As Vice President of Health Equity Research at UnitedHealth Group, she reviewed AI/ML-powered tools to ensure clinical integrity, compliance, and responsiveness. At MITRE Health, she spearheaded initiatives for HRSA, CMS, and other HHS agencies, creating tools and frameworks for better defining and addressing unmet needs for health services. A longtime educator and former faculty member, she continues to mentor emerging leaders as an Adjunct Associate Professor at Harvard T.H. Chan School of Public Health.
Dr. Okechukwu’s career is rooted in her lived experience. She grew up in poverty in Nigeria and immigrated to the U.S. in 1993 to join her widowed mother. After graduating from a U.S. public high school, she attended community college while working as a nursing assistant.
She has chaired or served on committees for the CDC, NIH, UN World Food Programme, Howard Community College Foundation, and the Clinton Foundation’s Too Small to Fail initiative. She is the author of over 80 peer-reviewed and public-facing publications. Dr. Okechukwu holds a BSN from the University of Maryland, Masters degrees in nursing and public health from Johns Hopkins, and a doctorate from Harvard.
Dr. Sherrie Flynt Wallington
Advisor and Collaborator, Qualitative Research Methods and Community Engagement
Sherrie Flynt Wallington is an associate professor (tenured) and health disparities researcher specializing in oncology at George Washington University.

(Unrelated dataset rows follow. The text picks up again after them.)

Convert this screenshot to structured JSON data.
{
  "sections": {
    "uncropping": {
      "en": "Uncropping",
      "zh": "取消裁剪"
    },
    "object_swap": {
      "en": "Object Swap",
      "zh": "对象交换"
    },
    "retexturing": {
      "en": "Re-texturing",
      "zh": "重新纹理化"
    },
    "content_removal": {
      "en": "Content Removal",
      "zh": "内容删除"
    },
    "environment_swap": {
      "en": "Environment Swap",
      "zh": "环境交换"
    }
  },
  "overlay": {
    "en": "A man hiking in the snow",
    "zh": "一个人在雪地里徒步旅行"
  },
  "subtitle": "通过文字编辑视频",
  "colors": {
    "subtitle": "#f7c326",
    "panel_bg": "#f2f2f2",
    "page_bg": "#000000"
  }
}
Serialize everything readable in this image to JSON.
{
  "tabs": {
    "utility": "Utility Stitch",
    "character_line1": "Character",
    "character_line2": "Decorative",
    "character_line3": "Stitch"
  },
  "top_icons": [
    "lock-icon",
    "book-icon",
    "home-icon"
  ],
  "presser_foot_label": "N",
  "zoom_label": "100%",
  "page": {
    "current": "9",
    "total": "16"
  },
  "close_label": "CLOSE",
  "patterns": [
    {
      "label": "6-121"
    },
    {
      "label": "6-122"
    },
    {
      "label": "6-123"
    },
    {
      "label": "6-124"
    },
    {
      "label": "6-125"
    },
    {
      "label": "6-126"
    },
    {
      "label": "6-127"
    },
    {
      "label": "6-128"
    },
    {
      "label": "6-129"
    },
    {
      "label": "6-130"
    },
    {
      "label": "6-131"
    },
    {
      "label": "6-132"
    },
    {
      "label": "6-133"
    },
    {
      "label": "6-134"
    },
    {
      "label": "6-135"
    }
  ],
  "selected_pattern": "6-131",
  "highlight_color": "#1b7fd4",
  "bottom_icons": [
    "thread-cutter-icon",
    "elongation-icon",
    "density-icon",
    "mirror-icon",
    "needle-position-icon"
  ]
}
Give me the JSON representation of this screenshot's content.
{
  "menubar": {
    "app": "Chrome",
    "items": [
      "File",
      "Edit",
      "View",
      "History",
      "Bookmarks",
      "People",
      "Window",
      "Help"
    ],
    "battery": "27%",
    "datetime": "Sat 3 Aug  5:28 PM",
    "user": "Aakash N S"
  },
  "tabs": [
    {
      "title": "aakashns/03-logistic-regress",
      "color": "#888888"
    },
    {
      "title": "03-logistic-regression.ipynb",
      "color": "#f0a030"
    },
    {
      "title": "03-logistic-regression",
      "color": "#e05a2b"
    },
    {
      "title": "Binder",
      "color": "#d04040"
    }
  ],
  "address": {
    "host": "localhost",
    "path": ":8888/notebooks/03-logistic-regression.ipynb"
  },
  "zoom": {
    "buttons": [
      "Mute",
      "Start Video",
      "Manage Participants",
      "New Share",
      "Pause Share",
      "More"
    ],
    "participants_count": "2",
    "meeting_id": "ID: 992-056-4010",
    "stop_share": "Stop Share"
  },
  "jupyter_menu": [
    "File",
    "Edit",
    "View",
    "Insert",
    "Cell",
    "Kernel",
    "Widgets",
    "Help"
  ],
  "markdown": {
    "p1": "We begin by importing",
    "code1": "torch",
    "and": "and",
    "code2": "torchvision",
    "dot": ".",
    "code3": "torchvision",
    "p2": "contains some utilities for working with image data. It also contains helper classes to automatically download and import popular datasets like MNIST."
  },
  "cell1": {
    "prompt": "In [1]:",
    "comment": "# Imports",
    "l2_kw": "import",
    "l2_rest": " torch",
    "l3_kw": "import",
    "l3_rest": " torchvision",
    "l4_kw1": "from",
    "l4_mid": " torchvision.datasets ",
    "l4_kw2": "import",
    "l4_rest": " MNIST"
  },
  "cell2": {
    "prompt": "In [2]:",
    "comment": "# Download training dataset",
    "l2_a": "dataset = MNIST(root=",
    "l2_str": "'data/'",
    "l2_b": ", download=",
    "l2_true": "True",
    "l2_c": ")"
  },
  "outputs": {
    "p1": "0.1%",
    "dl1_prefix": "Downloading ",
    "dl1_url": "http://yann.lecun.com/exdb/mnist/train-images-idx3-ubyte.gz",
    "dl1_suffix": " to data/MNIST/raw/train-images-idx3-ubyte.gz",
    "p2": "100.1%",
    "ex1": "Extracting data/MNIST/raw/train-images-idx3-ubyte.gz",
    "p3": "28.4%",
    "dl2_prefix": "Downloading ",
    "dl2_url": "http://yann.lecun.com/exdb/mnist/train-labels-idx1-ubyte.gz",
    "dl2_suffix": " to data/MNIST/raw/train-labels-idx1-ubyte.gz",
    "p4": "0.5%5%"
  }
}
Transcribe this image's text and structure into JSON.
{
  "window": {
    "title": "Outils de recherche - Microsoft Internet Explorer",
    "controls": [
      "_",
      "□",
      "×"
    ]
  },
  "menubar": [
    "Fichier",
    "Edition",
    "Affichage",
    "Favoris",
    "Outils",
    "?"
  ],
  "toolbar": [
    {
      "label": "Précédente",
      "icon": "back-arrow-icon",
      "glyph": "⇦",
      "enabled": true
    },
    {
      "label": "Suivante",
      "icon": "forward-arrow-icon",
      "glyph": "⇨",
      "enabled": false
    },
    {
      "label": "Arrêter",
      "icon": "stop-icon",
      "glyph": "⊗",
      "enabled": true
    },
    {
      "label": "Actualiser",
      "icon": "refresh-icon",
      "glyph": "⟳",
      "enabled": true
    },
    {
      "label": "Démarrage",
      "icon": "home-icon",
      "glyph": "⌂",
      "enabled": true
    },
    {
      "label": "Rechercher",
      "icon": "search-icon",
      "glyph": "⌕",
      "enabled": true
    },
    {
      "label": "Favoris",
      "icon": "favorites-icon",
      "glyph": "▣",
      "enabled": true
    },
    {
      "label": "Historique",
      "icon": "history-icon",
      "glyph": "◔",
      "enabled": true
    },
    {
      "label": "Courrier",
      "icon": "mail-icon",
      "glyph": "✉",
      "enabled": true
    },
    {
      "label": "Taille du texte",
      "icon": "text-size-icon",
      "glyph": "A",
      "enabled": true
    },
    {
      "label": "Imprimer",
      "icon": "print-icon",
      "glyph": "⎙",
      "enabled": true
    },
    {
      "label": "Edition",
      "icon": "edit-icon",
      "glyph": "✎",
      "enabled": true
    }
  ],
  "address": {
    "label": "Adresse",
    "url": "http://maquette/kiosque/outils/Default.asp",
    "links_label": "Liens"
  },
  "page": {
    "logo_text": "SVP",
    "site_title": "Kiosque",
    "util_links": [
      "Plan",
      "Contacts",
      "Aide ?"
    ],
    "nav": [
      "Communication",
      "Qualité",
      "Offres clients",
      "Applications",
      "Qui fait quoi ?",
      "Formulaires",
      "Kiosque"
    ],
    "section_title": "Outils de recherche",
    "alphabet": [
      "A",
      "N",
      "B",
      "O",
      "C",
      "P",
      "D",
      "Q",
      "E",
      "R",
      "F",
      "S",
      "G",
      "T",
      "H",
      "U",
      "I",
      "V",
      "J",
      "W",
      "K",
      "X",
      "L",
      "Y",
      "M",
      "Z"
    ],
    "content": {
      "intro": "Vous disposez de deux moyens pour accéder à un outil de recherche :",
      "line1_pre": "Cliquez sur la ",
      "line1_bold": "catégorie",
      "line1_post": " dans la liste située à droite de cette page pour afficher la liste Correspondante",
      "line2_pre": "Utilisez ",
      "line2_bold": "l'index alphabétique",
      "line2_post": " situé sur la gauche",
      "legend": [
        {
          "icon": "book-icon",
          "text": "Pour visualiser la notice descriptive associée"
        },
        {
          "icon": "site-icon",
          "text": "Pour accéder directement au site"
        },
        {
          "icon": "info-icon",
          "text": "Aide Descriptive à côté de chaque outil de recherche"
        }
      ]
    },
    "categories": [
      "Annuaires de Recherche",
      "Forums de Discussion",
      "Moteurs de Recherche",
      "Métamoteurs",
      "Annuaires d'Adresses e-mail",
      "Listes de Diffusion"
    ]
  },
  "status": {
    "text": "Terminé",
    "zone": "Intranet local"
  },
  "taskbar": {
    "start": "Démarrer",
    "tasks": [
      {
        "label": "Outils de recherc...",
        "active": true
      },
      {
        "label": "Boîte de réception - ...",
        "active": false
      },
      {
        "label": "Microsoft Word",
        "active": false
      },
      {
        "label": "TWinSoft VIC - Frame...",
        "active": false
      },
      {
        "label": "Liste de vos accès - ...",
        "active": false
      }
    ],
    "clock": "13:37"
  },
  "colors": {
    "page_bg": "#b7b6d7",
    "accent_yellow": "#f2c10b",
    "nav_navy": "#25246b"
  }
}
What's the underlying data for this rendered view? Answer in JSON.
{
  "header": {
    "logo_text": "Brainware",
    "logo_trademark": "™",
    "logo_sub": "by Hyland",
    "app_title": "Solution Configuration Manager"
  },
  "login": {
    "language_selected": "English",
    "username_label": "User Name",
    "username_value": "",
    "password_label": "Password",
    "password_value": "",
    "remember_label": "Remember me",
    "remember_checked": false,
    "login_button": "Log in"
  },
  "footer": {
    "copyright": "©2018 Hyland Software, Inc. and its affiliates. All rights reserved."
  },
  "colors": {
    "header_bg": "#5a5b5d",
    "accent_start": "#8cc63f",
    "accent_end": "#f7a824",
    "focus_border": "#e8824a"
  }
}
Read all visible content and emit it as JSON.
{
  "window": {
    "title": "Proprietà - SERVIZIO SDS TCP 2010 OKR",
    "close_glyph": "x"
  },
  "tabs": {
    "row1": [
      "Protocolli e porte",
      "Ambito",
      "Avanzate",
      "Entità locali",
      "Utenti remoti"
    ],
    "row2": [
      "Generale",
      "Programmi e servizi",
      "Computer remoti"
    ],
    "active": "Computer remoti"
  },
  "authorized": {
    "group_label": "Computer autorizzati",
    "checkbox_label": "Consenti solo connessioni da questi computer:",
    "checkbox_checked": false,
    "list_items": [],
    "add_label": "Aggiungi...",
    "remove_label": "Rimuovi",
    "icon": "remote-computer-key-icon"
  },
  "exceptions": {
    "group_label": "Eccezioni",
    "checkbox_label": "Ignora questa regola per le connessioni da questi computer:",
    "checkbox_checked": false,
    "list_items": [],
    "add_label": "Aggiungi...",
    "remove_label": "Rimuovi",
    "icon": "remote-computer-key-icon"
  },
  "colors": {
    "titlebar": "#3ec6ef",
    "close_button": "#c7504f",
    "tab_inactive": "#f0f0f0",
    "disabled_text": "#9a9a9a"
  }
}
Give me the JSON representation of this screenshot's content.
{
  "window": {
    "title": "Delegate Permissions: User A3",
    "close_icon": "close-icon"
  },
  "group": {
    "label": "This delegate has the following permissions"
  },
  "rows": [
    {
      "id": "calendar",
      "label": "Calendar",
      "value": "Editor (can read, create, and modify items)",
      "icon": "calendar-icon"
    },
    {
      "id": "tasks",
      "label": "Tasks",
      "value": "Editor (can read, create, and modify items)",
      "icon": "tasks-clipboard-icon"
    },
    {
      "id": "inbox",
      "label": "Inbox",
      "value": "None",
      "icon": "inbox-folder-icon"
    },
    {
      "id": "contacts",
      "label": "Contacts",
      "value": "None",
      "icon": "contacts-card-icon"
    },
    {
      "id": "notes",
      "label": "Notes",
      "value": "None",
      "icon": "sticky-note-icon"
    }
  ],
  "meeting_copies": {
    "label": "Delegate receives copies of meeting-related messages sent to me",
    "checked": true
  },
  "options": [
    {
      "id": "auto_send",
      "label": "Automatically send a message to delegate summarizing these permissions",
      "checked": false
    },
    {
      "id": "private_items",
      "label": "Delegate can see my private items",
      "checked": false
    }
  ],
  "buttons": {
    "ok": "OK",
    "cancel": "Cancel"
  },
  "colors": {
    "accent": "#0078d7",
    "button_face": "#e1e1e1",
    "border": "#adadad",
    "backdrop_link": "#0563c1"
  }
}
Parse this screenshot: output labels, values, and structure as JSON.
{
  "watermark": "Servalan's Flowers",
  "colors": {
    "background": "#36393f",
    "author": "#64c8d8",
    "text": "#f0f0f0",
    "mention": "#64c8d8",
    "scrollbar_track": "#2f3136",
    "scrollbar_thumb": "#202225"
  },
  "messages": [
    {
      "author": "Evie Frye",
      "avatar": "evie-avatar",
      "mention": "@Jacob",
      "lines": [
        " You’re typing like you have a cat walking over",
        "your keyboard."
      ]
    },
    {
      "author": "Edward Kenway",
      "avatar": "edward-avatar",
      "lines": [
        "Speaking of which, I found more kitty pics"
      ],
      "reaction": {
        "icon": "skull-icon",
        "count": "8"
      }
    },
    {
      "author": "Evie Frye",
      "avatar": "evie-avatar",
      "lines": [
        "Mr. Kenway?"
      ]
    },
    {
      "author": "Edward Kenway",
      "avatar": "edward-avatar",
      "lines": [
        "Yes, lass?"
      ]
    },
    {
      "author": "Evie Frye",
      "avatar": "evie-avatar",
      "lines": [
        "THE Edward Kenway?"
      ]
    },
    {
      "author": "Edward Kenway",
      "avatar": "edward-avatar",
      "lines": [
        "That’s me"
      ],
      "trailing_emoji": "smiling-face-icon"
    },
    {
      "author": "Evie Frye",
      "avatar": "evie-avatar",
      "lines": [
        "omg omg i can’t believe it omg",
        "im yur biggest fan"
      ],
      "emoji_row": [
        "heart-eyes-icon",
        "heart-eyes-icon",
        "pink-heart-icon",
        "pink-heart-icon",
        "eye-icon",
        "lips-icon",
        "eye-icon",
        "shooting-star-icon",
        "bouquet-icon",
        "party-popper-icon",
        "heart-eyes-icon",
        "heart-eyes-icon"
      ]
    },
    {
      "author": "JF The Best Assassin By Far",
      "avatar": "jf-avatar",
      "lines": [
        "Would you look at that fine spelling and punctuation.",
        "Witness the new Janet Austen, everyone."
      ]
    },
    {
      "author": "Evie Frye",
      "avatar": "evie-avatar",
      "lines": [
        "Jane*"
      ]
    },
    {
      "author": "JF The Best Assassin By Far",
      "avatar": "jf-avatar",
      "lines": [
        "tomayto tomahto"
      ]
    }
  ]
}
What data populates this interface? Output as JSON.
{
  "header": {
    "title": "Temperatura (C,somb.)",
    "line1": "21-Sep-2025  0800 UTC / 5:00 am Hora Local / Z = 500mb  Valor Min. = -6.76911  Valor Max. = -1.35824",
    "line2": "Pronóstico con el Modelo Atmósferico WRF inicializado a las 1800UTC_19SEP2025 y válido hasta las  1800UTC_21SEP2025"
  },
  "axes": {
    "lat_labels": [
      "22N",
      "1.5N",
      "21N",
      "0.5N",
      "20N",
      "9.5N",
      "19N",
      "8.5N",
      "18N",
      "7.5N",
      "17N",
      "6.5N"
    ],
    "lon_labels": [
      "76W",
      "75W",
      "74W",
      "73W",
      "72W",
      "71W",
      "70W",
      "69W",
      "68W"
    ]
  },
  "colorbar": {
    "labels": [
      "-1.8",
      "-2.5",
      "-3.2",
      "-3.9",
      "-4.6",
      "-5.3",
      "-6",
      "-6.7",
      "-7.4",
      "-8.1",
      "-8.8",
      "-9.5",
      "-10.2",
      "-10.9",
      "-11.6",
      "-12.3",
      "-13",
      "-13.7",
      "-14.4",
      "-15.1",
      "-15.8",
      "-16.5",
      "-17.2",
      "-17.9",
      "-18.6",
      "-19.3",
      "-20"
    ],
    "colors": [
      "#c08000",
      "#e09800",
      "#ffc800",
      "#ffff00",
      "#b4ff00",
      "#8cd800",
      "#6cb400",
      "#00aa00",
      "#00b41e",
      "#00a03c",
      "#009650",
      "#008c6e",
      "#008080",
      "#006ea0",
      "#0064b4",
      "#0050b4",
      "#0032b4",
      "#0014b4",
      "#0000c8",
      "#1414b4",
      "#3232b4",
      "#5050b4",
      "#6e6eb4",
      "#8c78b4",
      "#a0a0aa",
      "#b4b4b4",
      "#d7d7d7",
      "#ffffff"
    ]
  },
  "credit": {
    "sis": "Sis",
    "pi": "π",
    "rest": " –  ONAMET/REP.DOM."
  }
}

Dr. Wallington teaches and conducts research on health communication, social determinants of health, and community-based participatory research strategies that focus on prevention, health disparities, and clinical trial recruitment and engagement. She has a particular interest in cancer, particularly prostate, breast, and HPV-associated cancers. Dr. Wallington has been funded by the American Cancer Society, the Robert Woods Johnson Foundation, the National Institutes of Health (NIH), and the National Cancer Institute. She has authored several peer-reviewed publications and serves as a scientific grant reviewer for the NIH and other national foundations. In addition, she is a program evaluator and consultant on NIH-funded, governmental, and foundation grant awards. She has collaborated with Dr. Tucker-Seeley and Health Equity Strategies and Solutions on multiple projects and peer reviewed manuscripts including the following:
Tucker-Seeley, R. D., Bezold, C. P., James, P., Miller, M., & Wallington, S. F. (2016). Retail pharmacy policy to end the sale of tobacco products: what is the impact on disparity in neighborhood density of tobacco outlets?. Cancer Epidemiology, Biomarkers & Prevention, 25(9), 1305-1310.
Tucker-Seeley, R. D., Wallington, S. F., Canin, B., Tang, W., & McKoy, J. M. (2021). Health equity for older adults with cancer. Journal of Clinical Oncology, 39(19), 2205-2216.